牧野槿正准备在实验室翻找一番,突然腹部一阵绞痛,痛得她弯腰闭目,陡然一个激灵,眼前昏暗与明亮交加。
再睁眼,视野逐渐清晰,屋里的灯不知何时熄灭了,只有淡淡的月光倾泻在床上。
床上躺着沈清野,她还在陈平郡王府。
居然还在这儿?刚刚到实验室难道是幻觉?
定下心神,她伸手探进袖笼,摸到了一个针管,忍不住满头黑线。
她到底身处何方?这针管和实验室又算什么?穿越套餐的特殊优惠吗?
在心底吐槽了一通,牧野槿没有忘记给沈清野注射强心剂。
处理好针管放进袖笼,她又搭上沈清野的手腕,这回脉搏跳动的力度越发有力。
牧野槿松了一口气,瘫坐在床边,目光扫到手腕,低低笑道:“姑奶奶为了救你牺牲这么多,你要是还醒不过来也太说不过去了吧?”
不过她没时间去管沈清野什么时候醒过来,再不处理自己的伤口,她就要晕过去了。
拖着病体一步一步挪到门前,她刚要开门,却听到外面低声的争论。
“棠叔为何一而再再而三阻拦我?你明知道那个女人抢了九转还魂丹!”画楼两手抱怀,警惕地看着棠安。
那可是九转还魂丹,唯一能救王爷命的东西,他们等了整整三年,才等到那一颗,棠安没有理由如此冷静。
倏地,他眸光一冷,侧手背向身后,稚嫩的面庞上是毫不掩饰的怀疑:“莫非你还忘不了旧主?”
他跟在王爷身边的时候,棠安已经是郡王府的管家了,只不过那时王爷还不是质子,而所有人都因为他的忠心,刻意忽略了棠安原本的主子。
“现在不是说这些的时候。我只能告诉你,对王爷,我问心无愧。
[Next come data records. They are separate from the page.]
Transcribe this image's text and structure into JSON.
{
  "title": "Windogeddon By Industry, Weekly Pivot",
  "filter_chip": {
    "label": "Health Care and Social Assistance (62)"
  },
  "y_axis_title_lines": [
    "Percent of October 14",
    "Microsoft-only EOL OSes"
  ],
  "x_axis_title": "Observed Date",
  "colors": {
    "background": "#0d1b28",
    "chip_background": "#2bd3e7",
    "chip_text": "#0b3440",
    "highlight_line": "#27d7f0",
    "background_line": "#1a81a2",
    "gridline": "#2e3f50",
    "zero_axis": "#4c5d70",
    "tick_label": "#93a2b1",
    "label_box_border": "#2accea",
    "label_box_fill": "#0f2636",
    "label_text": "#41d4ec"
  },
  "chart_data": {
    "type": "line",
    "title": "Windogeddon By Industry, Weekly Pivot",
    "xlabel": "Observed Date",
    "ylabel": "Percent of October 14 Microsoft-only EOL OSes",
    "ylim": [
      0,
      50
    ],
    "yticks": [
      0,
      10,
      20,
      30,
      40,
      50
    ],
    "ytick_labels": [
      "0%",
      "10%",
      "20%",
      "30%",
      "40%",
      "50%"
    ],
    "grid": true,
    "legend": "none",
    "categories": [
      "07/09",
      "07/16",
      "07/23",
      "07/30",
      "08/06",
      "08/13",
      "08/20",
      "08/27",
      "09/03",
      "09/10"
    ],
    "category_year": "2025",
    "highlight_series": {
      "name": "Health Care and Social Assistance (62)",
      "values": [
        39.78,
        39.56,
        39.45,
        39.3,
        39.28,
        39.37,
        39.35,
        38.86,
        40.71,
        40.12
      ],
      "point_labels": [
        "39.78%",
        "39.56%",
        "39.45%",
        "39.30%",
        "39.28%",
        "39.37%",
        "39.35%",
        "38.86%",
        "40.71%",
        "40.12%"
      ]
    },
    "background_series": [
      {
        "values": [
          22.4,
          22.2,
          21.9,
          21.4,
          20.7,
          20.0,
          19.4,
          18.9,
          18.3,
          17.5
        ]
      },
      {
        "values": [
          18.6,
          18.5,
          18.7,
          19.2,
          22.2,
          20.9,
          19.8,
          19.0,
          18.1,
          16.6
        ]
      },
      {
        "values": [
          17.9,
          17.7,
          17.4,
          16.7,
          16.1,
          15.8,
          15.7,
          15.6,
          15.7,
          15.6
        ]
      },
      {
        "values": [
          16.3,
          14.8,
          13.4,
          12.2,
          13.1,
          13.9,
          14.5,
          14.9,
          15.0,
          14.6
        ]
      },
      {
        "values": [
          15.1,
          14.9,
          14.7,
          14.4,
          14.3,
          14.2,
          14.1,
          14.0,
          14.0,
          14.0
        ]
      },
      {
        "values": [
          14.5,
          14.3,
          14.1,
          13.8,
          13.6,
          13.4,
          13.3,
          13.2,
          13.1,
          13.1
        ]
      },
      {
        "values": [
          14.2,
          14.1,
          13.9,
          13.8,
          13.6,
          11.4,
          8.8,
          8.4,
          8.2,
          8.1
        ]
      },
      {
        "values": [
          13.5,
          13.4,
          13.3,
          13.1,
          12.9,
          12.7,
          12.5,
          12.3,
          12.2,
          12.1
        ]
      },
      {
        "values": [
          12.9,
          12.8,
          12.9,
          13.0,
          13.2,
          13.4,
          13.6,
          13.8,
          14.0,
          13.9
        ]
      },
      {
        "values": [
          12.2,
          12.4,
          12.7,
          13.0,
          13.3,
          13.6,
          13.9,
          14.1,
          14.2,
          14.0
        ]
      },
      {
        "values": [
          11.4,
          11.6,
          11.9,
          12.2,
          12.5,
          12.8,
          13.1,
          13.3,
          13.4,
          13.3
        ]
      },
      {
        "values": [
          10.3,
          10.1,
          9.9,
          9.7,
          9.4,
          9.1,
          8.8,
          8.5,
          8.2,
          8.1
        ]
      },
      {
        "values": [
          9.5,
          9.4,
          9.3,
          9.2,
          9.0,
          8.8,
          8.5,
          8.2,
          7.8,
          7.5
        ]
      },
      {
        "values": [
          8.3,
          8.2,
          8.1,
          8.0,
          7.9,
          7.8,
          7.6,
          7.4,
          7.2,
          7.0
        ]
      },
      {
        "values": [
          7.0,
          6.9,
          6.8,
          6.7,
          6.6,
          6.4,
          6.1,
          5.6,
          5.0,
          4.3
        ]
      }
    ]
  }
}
”棠安盯着房门,晦暗的眼神闪着烛光,坦荡真诚,不像做假。
他不解释,画楼就更加坚定自己的想法。
信你就怪了!要不是打不过你,我怎么可能让你抢走王爷?
“希望你说到做到,否则,我一定替王爷清理门户!”
在里面偷听的牧野槿转头看着陷入阴影的沈清野,眉头一挑,失声轻笑。
也不知道该说他幸运还是不幸,身边既有画楼这样忠心不二的侍卫,也有棠安这般忠奸难辨的管家。
啧啧,还是自己孤身一人来得轻松啊。
顿了一会儿,外面没了声音,她才伸手开门,“你们再吵一会儿,就能给你你家王爷准备后事了。”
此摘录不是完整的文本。